Por Mikel Pulgarín, Periodista y Consultor de Comunicación

Nada más personal e intransferible que la propia intimidad, y, al mismo tiempo, nada más anhelado por el prójimo. El esfuerzo que realizamos para mantener en el más absoluto de los secretos una parte de nuestras vidas, es directamente proporcional al que practican los demás para desentrañar esos misterios de los que nos creen poseedores. Los espías, los cotillas, los chismosos y los “correveidiles” son herederos directos de esa subcultura de la que casi nadie está libre.

Reconozcámoslo, la intimidad de los demás “nos pone”. Desde la más tierna infancia nos interesamos por esos espacios de privacidad que ocupan los otros. Empezamos siendo “voyeurs” y continuamos haciéndonos espías. Escuchamos detrás de las puertas, orientamos el pabellón auditivo hacia los corros vecinos y copiamos al compañero en los exámenes. Más tarde, en plena adolescencia, y con la inestimable ayuda del derroche hormonal, nos dedicamos a la observación minuciosa de nuestros oscuros objetos de deseo, y la combinamos con la afición por el cotilleo y la calumnia. Hablamos mal de todo y de todos. Ya adultos, disfrutamos del placer de la conspiración en los pasillos de oficinas y fábricas, comprobamos lo bien y mucho que un comentario sagaz o despectivo sobre el compañero o jefe de turno acompaña a una copa. Y en la vejez, traspasada la puerta de a la jubilación, el chascarrillo ocupa gran parte de ese tiempo libre tan anhelado durante años, y, cuando la telerrealidad lo permite, las aviesas conversaciones sobre los otros, aunque estos ya hayan desaparecido de la faz de la tierra, dan pleno sentido a nuestras últimas bocanadas de vida.

Nadie tolera al testigo de sus miserias ocultas, y, sin embargo, nada nos gusta más que contemplar las miserias ajenas.

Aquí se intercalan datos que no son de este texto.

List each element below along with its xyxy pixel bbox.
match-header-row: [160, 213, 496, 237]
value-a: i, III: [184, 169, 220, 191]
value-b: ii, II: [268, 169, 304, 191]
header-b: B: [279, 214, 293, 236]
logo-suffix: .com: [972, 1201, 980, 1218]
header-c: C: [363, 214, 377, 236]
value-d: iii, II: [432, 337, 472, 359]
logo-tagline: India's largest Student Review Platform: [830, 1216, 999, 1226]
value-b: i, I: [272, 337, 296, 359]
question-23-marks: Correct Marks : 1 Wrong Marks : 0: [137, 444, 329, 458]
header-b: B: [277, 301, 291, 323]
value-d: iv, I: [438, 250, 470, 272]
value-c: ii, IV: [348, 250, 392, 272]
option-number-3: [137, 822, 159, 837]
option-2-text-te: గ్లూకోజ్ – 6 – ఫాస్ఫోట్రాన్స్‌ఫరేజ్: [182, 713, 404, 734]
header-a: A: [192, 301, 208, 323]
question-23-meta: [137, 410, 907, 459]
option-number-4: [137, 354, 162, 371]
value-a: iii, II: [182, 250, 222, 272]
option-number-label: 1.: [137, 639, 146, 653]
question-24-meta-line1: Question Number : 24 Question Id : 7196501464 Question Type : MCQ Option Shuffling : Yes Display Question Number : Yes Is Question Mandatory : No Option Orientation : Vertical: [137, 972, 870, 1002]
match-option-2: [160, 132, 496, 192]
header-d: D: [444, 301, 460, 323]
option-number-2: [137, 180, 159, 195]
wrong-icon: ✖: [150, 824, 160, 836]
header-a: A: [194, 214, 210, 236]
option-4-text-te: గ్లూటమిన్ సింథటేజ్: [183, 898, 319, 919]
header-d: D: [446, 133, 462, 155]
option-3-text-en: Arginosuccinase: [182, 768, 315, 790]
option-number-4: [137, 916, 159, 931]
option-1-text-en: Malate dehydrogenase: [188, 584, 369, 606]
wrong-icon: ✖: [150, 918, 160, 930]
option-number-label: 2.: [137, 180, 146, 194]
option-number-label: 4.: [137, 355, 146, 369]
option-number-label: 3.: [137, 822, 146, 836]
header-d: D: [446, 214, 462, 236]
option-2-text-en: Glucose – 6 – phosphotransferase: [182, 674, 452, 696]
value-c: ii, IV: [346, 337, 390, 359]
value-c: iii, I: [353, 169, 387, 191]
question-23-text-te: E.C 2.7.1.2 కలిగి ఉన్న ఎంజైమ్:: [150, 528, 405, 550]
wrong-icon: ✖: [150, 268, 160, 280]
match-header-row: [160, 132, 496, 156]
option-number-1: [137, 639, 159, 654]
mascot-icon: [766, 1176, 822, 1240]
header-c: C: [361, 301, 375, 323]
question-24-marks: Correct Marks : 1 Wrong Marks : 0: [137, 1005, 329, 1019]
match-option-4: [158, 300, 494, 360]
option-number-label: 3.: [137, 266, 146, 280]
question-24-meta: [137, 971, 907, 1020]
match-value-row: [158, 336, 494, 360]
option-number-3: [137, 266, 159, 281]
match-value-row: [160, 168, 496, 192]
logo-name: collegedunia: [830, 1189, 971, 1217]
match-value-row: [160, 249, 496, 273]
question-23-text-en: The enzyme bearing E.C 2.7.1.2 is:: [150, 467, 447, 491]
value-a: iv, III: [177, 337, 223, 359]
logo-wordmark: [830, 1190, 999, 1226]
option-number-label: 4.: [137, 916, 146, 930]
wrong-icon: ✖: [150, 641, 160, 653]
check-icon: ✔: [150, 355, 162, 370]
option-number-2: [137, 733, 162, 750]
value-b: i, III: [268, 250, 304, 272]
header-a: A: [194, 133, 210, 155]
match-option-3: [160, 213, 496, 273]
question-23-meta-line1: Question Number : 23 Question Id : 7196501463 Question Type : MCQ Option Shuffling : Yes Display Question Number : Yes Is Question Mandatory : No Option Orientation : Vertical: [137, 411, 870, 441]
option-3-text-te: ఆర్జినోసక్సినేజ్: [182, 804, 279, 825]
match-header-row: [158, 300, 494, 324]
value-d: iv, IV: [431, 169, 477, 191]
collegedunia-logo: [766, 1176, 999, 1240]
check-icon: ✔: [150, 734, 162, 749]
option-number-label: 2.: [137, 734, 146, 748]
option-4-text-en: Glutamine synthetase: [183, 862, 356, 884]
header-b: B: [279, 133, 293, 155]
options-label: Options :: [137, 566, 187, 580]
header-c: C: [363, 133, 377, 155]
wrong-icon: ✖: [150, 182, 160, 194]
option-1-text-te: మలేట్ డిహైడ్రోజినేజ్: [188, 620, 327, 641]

En esa aparente paradoja se sustenta, con mucha probabilidad, el caldo de cultivo en el que se desarrolla el celo por la propia vida privada, por ese recinto amurallado que la protege, y, de manera paralela, el irrefrenable afán de derribar los tabiques de la casa vecina. Por eso, para muchos la única privacidad que le queda al ser humano es la que está su mente, algo que ya intuyó Ortega y Gasset cuando escribió que “lo que llamamos nuestra intimidad no es sino nuestro imaginario mundo, el mundo de nuestras ideas”, de ahí que sea tan doloroso abrirla a los demás.

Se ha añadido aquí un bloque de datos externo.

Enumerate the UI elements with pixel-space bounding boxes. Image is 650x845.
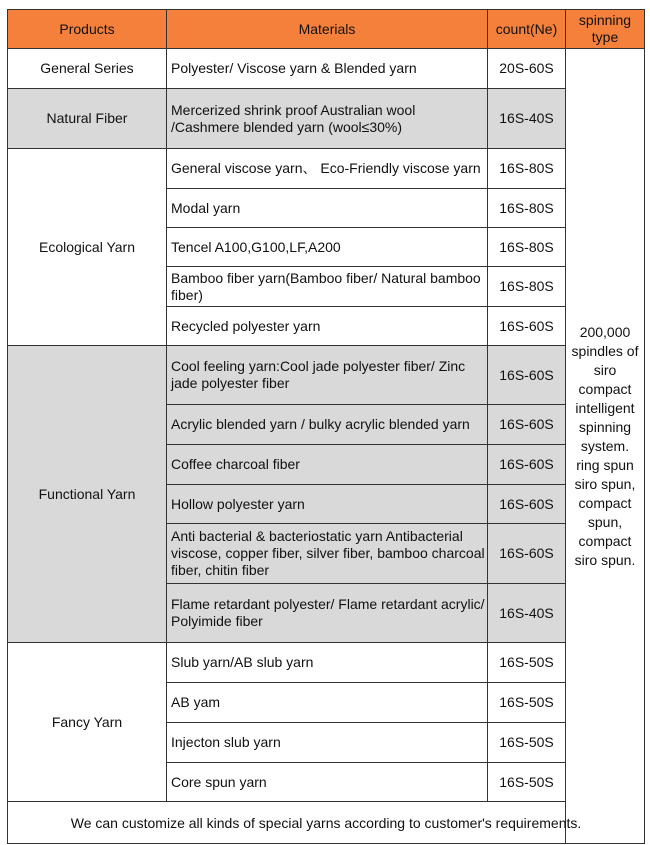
material-cell: Mercerized shrink proof Australian wool /Cashmere blended yarn (wool≤30%) [167,89,488,149]
footer-note: We can customize all kinds of special yarns according to customer's requirements. [8,802,645,844]
material-cell: Core spun yarn [167,763,488,802]
material-cell: General viscose yarn、 Eco-Friendly viscose yarn [167,149,488,189]
material-cell: Acrylic blended yarn / bulky acrylic blended yarn [167,405,488,445]
material-cell: Recycled polyester yarn [167,307,488,346]
table-row [8,346,645,405]
count-cell: 16S-80S [488,267,566,307]
count-cell: 16S-80S [488,189,566,228]
count-cell: 16S-80S [488,149,566,189]
count-cell: 16S-40S [488,584,566,643]
yarn-spec-table [7,9,645,844]
count-cell: 16S-80S [488,228,566,267]
count-cell: 16S-60S [488,405,566,445]
material-cell: Hollow polyester yarn [167,485,488,524]
count-cell: 16S-60S [488,346,566,405]
material-cell: AB yam [167,683,488,723]
count-cell: 16S-50S [488,723,566,763]
count-cell: 16S-40S [488,89,566,149]
product-natural-fiber: Natural Fiber [8,89,167,149]
material-cell: Anti bacterial & bacteriostatic yarn Antibacterial viscose, copper fiber, silver fiber, bamboo charcoal fiber, chitin fiber [167,524,488,584]
material-cell: Flame retardant polyester/ Flame retardant acrylic/ Polyimide fiber [167,584,488,643]
header-materials: Materials [167,10,488,49]
header-spinning-type: spinning type [566,10,645,49]
material-cell: Slub yarn/AB slub yarn [167,643,488,683]
table-row [8,89,645,149]
table-row [8,149,645,189]
material-cell: Polyester/ Viscose yarn & Blended yarn [167,49,488,89]
table-row [8,49,645,89]
count-cell: 16S-60S [488,307,566,346]
product-ecological-yarn: Ecological Yarn [8,149,167,346]
table-row [8,643,645,683]
count-cell: 16S-60S [488,445,566,485]
material-cell: Bamboo fiber yarn(Bamboo fiber/ Natural bamboo fiber) [167,267,488,307]
count-cell: 16S-50S [488,643,566,683]
header-products: Products [8,10,167,49]
product-fancy-yarn: Fancy Yarn [8,643,167,802]
count-cell: 20S-60S [488,49,566,89]
count-cell: 16S-60S [488,485,566,524]
material-cell: Injecton slub yarn [167,723,488,763]
count-cell: 16S-50S [488,683,566,723]
spinning-type-cell: 200,000 spindles of siro compact intelligent spinning system. ring spun siro spun, compact spun, compact siro spun. [566,49,645,844]
footer-row [8,802,645,844]
product-functional-yarn: Functional Yarn [8,346,167,643]
product-general-series: General Series [8,49,167,89]
material-cell: Coffee charcoal fiber [167,445,488,485]
count-cell: 16S-50S [488,763,566,802]
material-cell: Tencel A100,G100,LF,A200 [167,228,488,267]
header-count: count(Ne) [488,10,566,49]
material-cell: Modal yarn [167,189,488,228]
material-cell: Cool feeling yarn:Cool jade polyester fiber/ Zinc jade polyester fiber [167,346,488,405]
table-header-row [8,10,645,49]
count-cell: 16S-60S [488,524,566,584]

Así y todo, hay personas que se resisten a la tentación de invadir la intimidad de los demás. Su genoma no incluye el riesgo a adquirir esa adicción, y huyen como de la peste de conocer cualquier dato o información de sus congéneres. Se encuentran al otro lado del péndulo. Desarrollan una obsesión enfermiza por sus propios secretos y una aversión no menos patológica por el contacto humano. Su afán no es tanto mantener sus vidas ocultas a los demás, como ahorrarse la intrusión de las de los otros. El imaginario mediático las sitúa formando parte de colectividades o culturas muy cerradas, y el cine las ha convertido en habitantes de pueblos aislados, cercanos a un lago o a un campo de maíz, en los que imperan el terror y los asesinatos. Pero, por encima de estereotipos, acostumbran a vivir en cualquier lugar y proliferan más de lo que a priori se podría pensar. Aunque, en su descargo, habría que recurrir a aquellas palabras que pronunciaba Joan Cusack en la película Armas de mujer: “En casa a veces canto y bailo en ropa interior, y eso no me convierte en Madonna”.

A pesar de todo, el hábito perdura y lo seguirá haciendo por los siglos de los siglos. Dicen que el futuro nos depara horas intensas y memorables en esta práctica de robar intimidades. Es un consuelo. Ya lo avisó José Saramago: “Estamos llegando al fin de una civilización, sin tiempo para reflexionar, en la que se ha impuesto una especie de impudor que nos ha llegado a convencer de que la privacidad no existe”. Sabia reflexión, no menos sensata que la de otro autor portugués, el excepcional Fernando Pessoa: “Si después de yo morir quisieran escribir mi biografía, no hay nada más sencillo. Tienen dos fechas; la de mi nacimiento y la de mi muerte. Entre una y otra, todos los días son míos”.